With the exponential growth of the FinTech sector in London showing no signs of slowing, the sector is high on the radar of marketers, businesses, and even politicians, with George Osborne and peers making FinTech enablement high on their political agenda . Furthermore, London’s unique blend of macro-geographical location, financial services expertise, and rich talent pool of tech-savvy professionals make it the ideal breeding ground for FinTech businesses to develop and launch their propositions.

However, the FinTech world is tough! Let’s not forget, the ambition of many FinTech businesses is to take a disruptive stance and capture market share from well established players, which is no mean feat. Moreover, as the sector matures and businesses grow from start-up to SME size, competition increases, challenges arise in articulating the value proposition of the product or service, and navigating the ever-complex web of financial regulation becomes a high profile process.

How are these problems confronted? The answer isn’t complicated; having a well-structured, highly skilled, and process savvy marketing team is at the heart of driving growth for your business.

The difficulty, however, comes in the transition from an agile, fast-growing start-up with limited resources, to a corporate SME that is able to punch well above its weight to capture market share from the big players. For a growing marketing team, recruitment policy transformation is the crucial factor in creating the necessary step-change.

Typical hiring trends in start-ups tend to focus more on the personality, character, and entrepreneurial endeavour of candidates, with an adequate level of attention paid to individual skills. The suggestion here is instead to shift the focus to sector knowledge, corporate experience, and a high level of attention to skill.

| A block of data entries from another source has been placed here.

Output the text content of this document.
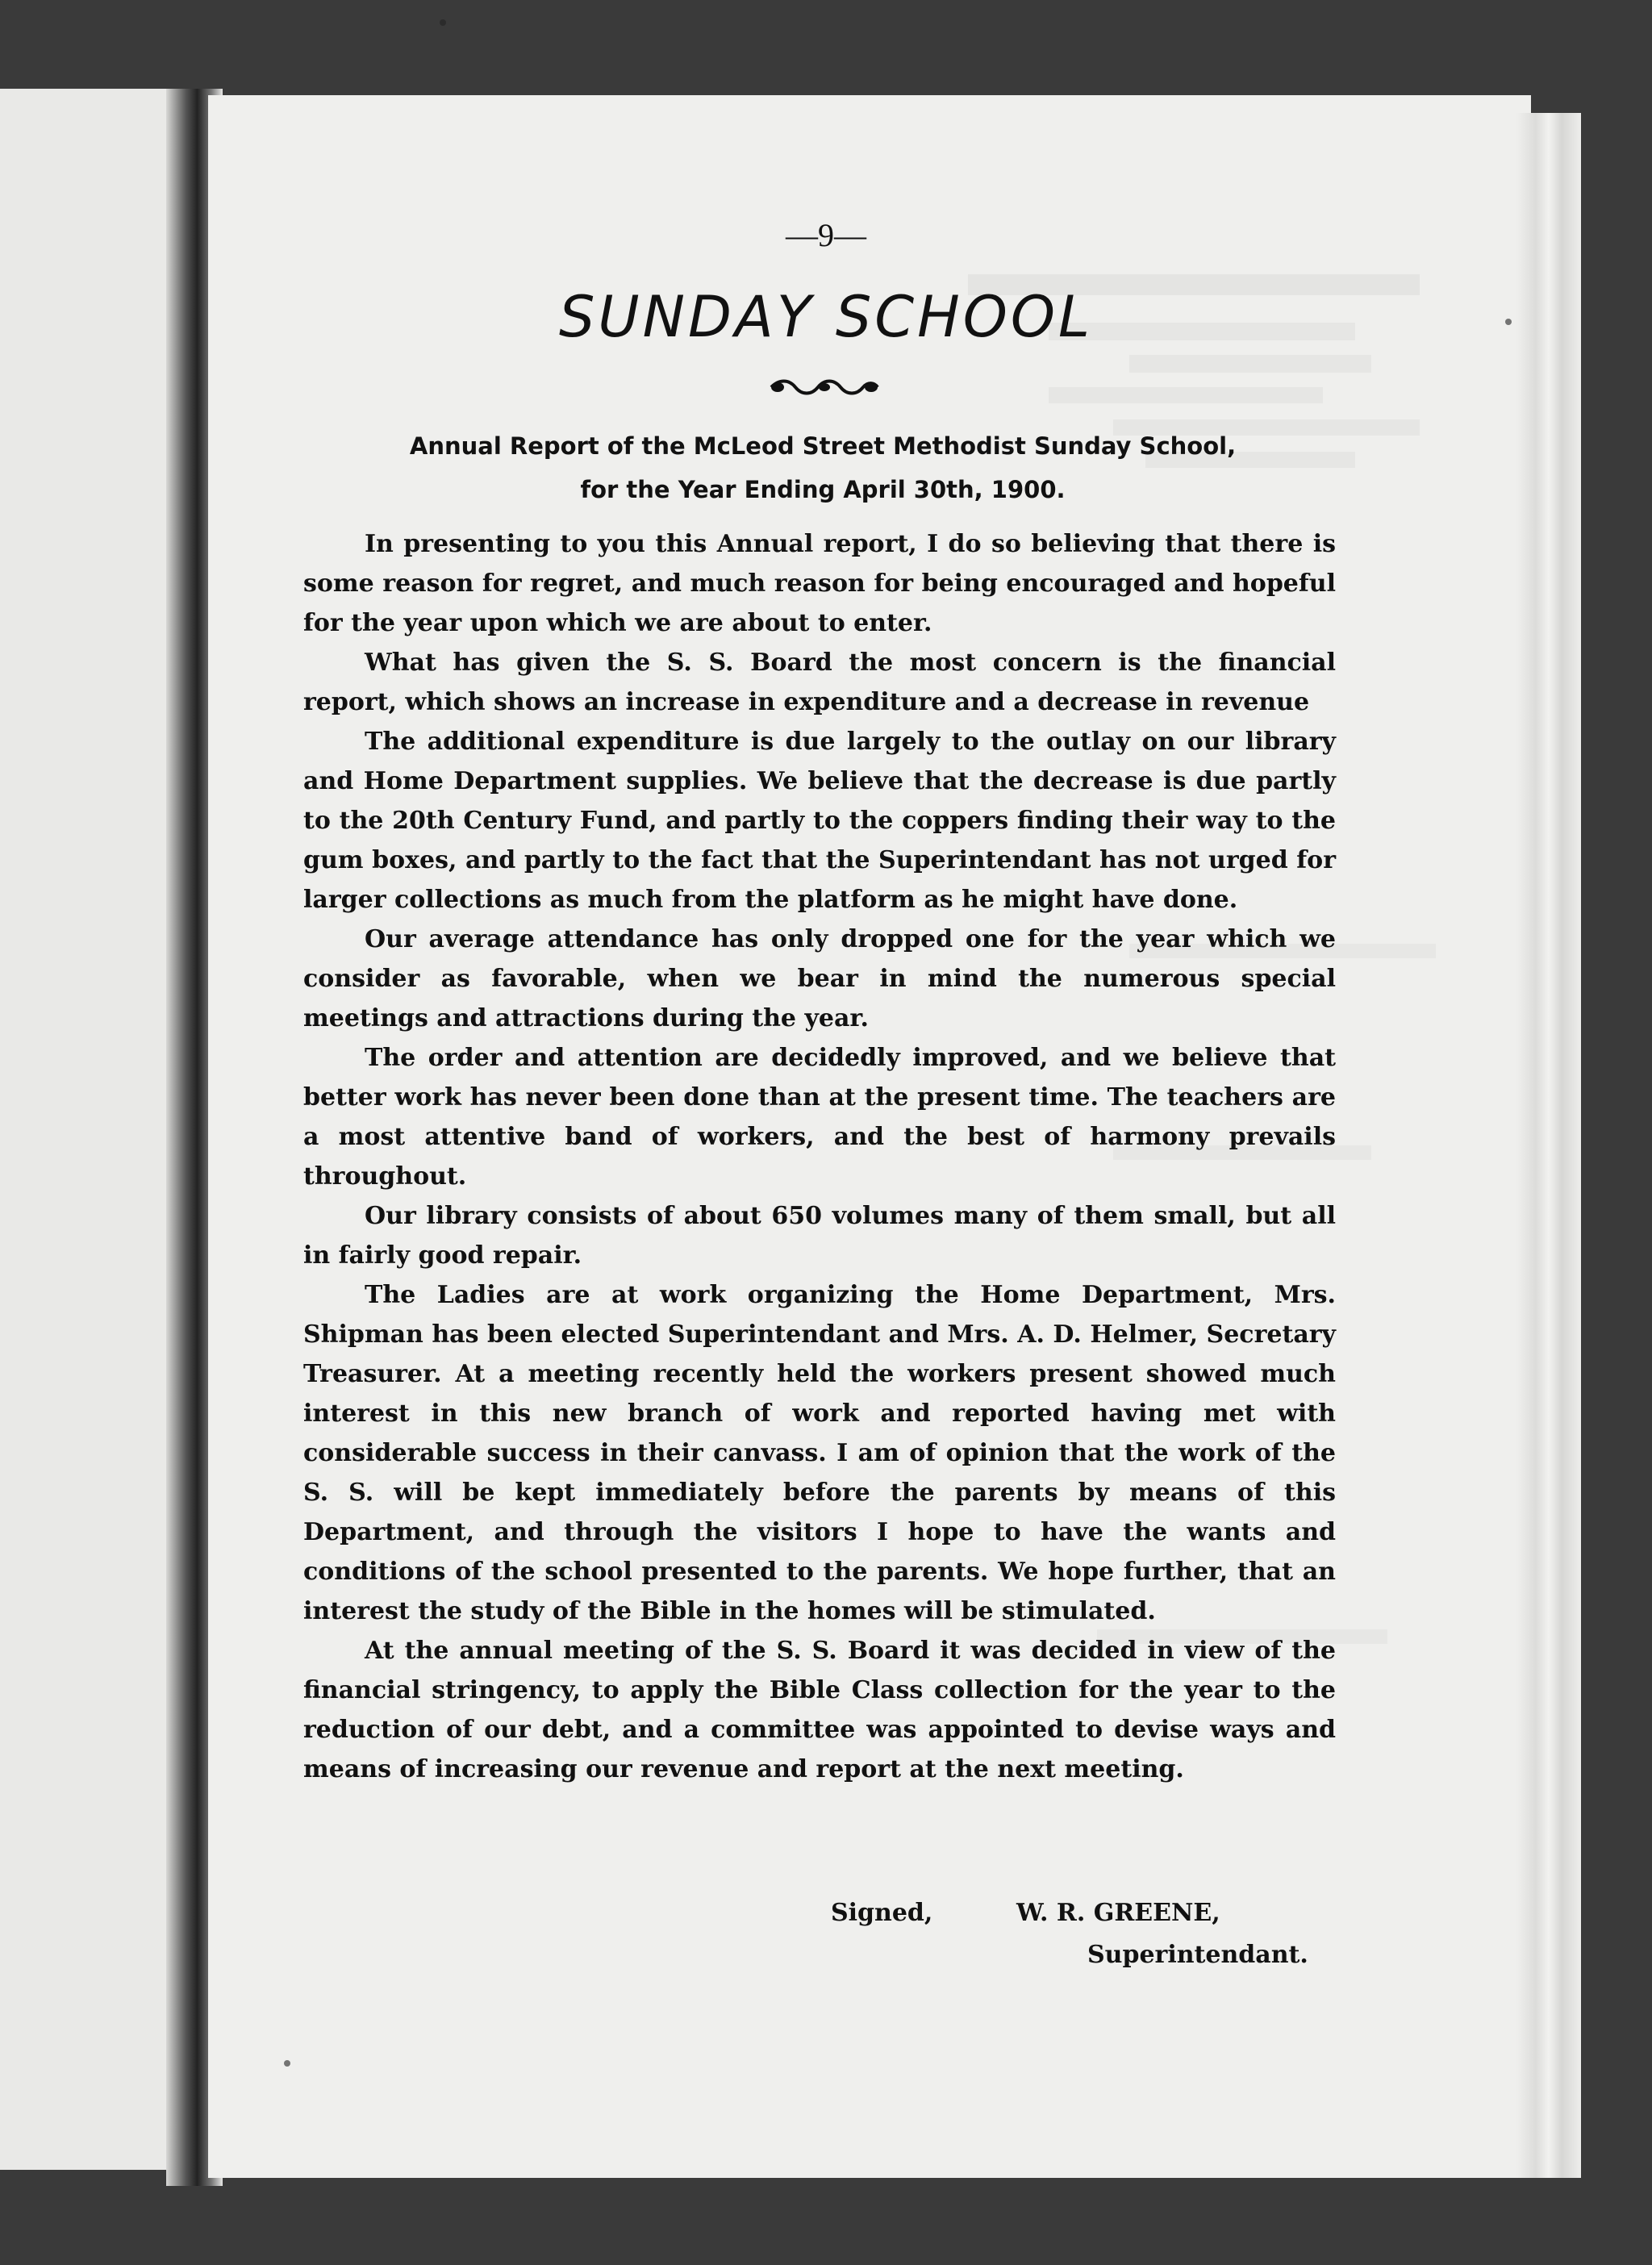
—9—
SUNDAY SCHOOL
Annual Report of the McLeod Street Methodist Sunday School,
for the Year Ending April 30th, 1900.

In presenting to you this Annual report, I do so believing that there is some reason for regret, and much reason for being encouraged and hopeful for the year upon which we are about to enter.

What has given the S. S. Board the most concern is the financial report, which shows an increase in expenditure and a decrease in revenue

The additional expenditure is due largely to the outlay on our library and Home Department supplies. We believe that the decrease is due partly to the 20th Century Fund, and partly to the coppers finding their way to the gum boxes, and partly to the fact that the Superintendant has not urged for larger collections as much from the platform as he might have done.

Our average attendance has only dropped one for the year which we consider as favorable, when we bear in mind the numerous special meetings and attractions during the year.

The order and attention are decidedly improved, and we believe that better work has never been done than at the present time. The teachers are a most attentive band of workers, and the best of harmony prevails throughout.

Our library consists of about 650 volumes many of them small, but all in fairly good repair.

The Ladies are at work organizing the Home Department, Mrs. Shipman has been elected Superintendant and Mrs. A. D. Helmer, Secretary Treasurer. At a meeting recently held the workers present showed much interest in this new branch of work and reported having met with considerable success in their canvass. I am of opinion that the work of the S. S. will be kept immediately before the parents by means of this Department, and through the visitors I hope to have the wants and conditions of the school presented to the parents. We hope further, that an interest the study of the Bible in the homes will be stimulated.

At the annual meeting of the S. S. Board it was decided in view of the financial stringency, to apply the Bible Class collection for the year to the reduction of our debt, and a committee was appointed to devise ways and means of increasing our revenue and report at the next meeting.

Signed,	W. R. GREENE,
Superintendant.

Considering candidates with a detailed knowledge of Financial Services, Banking, Payments, Money Transfer, or Ecommerce, for example, will bring valuable expertise to the business, and add crucial value regarding any partnerships experience. Those with blue chip, corporate backgrounds will be able to use their experience to design and implement best-in-class processes, have demonstrable experience of delivering results, as well as bringing vision and strategy on a wider business level. Furthermore, with bodies such as the Payments Systems Regulator set to become fully operational in April 2015, experience in navigating regulatory bodies will be essential. Lastly, and most obviously, a candidate’s technical ability should be of paramount importance, with little room for compromise – they need to be seen as leaders in their field, be able to do the job better than a consultant or agency could and train others in order to up-skill the rest of the department.  

There is also a question of physical structure in developing a marketing team. Some choose to separate marketing, digital and communications teams, others combine elements in a mix and match fashion. The answer to this issue depends on an array of factors that this article cannot fully explore, however carefully examining the short, medium and long term projected structure is a process every business leader should approach with eagerness.

Getting the transition wrong is potentially disastrous, particularly with many FinTech businesses setting their sights on an IPO. There are examples of businesses who are currently tearing out their existing structures, and starting almost from scratch, with a view to pleasing potential investors as they plan to IPO in the next 12 months. The huge change in a short amount of time and expenditure of redundancy pay outs, however, certainly does not go unnoticed with potential investors.

Correctly structuring a growing marketing team in any sector is important. However, the unique blend of circumstances for FinTech businesses in London make this a critical issue. Transitioning your marketing department from a start up, to an SME and beyond, should be a carefully planned process and one which should see a simultaneous change in recruitment policy.